Chelombus¶
Billion-scale molecular clustering and visualization on commodity hardware.
Chelombus enables interactive exploration of ultra-large chemical datasets (up to billions of molecules) using Product Quantization and nested TMAPs. Process the entire Enamine REAL database (9.6B molecules) on a single workstation.
Live Demo: https://chelombus.gdb.tools
Overview¶
Chelombus implements the "Nested TMAP" framework for visualizing billion-sized molecular datasets:
Key Features:
- Scalability: Stream billions of molecules without loading everything into memory
- Efficiency: Compress 42-dimensional MQN vectors to 6-byte PQ codes (28x compression)

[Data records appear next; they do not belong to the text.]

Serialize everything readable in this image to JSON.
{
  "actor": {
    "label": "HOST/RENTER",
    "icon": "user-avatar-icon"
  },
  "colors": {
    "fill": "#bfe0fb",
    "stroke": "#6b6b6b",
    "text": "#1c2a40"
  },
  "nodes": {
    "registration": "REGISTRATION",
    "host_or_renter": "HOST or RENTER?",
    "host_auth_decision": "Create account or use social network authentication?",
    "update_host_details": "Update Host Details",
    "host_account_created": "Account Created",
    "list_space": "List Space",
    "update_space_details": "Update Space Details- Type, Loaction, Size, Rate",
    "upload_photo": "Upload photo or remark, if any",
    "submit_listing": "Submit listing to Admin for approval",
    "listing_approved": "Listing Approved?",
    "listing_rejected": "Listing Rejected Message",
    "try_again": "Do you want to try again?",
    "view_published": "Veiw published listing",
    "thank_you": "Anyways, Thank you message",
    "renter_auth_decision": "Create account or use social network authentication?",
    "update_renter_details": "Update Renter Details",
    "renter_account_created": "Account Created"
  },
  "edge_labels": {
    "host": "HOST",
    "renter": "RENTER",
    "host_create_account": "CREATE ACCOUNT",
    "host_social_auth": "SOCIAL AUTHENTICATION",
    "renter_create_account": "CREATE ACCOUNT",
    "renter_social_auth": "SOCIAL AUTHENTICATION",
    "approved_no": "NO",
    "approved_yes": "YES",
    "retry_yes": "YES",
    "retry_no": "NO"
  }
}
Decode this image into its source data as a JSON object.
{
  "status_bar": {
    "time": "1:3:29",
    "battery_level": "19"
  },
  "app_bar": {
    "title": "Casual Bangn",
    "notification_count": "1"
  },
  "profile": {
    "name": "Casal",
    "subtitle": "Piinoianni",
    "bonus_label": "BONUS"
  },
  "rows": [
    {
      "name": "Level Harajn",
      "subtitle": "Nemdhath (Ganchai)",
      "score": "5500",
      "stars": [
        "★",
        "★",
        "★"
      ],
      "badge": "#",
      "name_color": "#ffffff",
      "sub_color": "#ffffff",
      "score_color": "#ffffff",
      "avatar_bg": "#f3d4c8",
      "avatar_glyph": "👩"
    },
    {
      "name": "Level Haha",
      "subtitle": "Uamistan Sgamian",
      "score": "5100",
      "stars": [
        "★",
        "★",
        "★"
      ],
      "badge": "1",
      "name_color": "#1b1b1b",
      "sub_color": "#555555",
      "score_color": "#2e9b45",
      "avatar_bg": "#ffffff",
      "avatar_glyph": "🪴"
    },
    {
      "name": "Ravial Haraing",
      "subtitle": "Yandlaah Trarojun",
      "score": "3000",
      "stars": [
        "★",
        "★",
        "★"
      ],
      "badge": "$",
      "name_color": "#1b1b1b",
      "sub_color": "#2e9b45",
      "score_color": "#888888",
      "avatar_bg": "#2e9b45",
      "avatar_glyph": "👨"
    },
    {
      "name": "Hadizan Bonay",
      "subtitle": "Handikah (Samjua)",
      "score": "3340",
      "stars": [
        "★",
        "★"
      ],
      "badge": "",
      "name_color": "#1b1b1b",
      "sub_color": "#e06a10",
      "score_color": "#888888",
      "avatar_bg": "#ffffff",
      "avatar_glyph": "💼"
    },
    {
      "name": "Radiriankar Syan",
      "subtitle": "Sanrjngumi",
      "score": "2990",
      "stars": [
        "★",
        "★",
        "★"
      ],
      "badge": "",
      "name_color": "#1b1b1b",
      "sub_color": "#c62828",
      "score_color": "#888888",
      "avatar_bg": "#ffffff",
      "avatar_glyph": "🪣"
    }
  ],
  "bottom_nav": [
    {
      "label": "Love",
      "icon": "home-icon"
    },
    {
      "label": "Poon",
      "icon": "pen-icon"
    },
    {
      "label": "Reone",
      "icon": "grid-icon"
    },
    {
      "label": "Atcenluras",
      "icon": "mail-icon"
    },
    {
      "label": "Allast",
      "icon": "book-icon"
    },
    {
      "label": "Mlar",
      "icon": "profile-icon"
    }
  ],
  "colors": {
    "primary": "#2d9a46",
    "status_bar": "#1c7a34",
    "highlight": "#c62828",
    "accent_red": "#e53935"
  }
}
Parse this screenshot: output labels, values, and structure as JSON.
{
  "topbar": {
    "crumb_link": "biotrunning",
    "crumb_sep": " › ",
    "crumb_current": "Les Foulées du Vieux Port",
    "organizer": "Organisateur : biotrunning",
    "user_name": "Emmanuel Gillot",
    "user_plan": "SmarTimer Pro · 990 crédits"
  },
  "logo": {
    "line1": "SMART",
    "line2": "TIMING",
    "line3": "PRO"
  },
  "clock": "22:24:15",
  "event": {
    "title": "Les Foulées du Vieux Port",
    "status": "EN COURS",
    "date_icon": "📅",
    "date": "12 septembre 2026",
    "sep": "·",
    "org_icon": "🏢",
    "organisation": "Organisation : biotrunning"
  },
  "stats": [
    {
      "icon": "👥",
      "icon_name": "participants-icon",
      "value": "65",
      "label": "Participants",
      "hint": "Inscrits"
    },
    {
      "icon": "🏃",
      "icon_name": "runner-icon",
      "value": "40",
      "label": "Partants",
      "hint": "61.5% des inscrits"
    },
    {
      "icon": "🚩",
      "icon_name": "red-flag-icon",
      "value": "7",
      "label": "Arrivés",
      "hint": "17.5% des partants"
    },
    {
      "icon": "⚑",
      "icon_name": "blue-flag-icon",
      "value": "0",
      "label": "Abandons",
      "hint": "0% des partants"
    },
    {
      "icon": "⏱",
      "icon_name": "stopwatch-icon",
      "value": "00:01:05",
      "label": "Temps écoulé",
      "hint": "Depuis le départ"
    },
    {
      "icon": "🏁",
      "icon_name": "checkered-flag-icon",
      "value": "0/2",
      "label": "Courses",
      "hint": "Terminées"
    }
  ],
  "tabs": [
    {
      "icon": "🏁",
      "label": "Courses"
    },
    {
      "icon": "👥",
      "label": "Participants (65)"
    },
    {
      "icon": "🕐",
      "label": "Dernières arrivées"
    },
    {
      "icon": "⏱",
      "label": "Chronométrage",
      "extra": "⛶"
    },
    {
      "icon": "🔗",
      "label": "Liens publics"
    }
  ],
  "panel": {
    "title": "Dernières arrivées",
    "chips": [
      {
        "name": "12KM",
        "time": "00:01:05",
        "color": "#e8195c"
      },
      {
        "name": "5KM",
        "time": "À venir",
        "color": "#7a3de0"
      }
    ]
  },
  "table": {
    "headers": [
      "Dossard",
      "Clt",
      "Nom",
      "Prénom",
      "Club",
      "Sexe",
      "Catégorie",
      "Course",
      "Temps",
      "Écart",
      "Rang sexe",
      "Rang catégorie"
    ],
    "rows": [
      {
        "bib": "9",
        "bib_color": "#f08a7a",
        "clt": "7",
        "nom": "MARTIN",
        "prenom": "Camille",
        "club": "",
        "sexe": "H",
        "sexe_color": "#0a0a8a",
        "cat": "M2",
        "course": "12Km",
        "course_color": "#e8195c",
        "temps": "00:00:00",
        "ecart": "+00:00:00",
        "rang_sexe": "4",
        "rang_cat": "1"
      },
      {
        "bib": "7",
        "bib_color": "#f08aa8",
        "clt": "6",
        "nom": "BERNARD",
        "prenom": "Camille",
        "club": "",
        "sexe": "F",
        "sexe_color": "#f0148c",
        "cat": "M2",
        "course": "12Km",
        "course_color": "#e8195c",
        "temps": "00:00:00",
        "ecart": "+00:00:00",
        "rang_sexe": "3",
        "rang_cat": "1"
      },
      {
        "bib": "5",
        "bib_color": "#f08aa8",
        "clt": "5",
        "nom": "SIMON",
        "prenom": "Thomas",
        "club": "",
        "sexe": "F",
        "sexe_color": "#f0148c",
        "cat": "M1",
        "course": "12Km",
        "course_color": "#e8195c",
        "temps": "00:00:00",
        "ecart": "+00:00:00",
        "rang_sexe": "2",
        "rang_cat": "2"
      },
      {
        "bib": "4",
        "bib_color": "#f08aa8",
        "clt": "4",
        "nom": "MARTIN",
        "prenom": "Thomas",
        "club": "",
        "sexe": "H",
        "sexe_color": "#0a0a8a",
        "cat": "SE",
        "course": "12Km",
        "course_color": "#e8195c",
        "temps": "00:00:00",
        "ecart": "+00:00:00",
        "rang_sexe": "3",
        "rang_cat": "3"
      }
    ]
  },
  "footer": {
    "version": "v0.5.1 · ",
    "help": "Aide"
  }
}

- Visualization: Navigate from global overview to individual molecules in two clicks
- Accessibility: Runs on commodity hardware (tested: AMD Ryzen 7, 64GB RAM)
Project Structure¶
chelombus/
├── chelombus/
│ ├── encoder/ # Product Quantization encoder
│ ├── clustering/ # PQk-means wrapper
│ ├── streamer/ # Memory-efficient data streaming
│ └── utils/ # Fingerprints, visualization, helpers
├── scripts/ # Pipeline scripts
├── examples/ # Tutorial notebooks
└── tests/ # Unit tests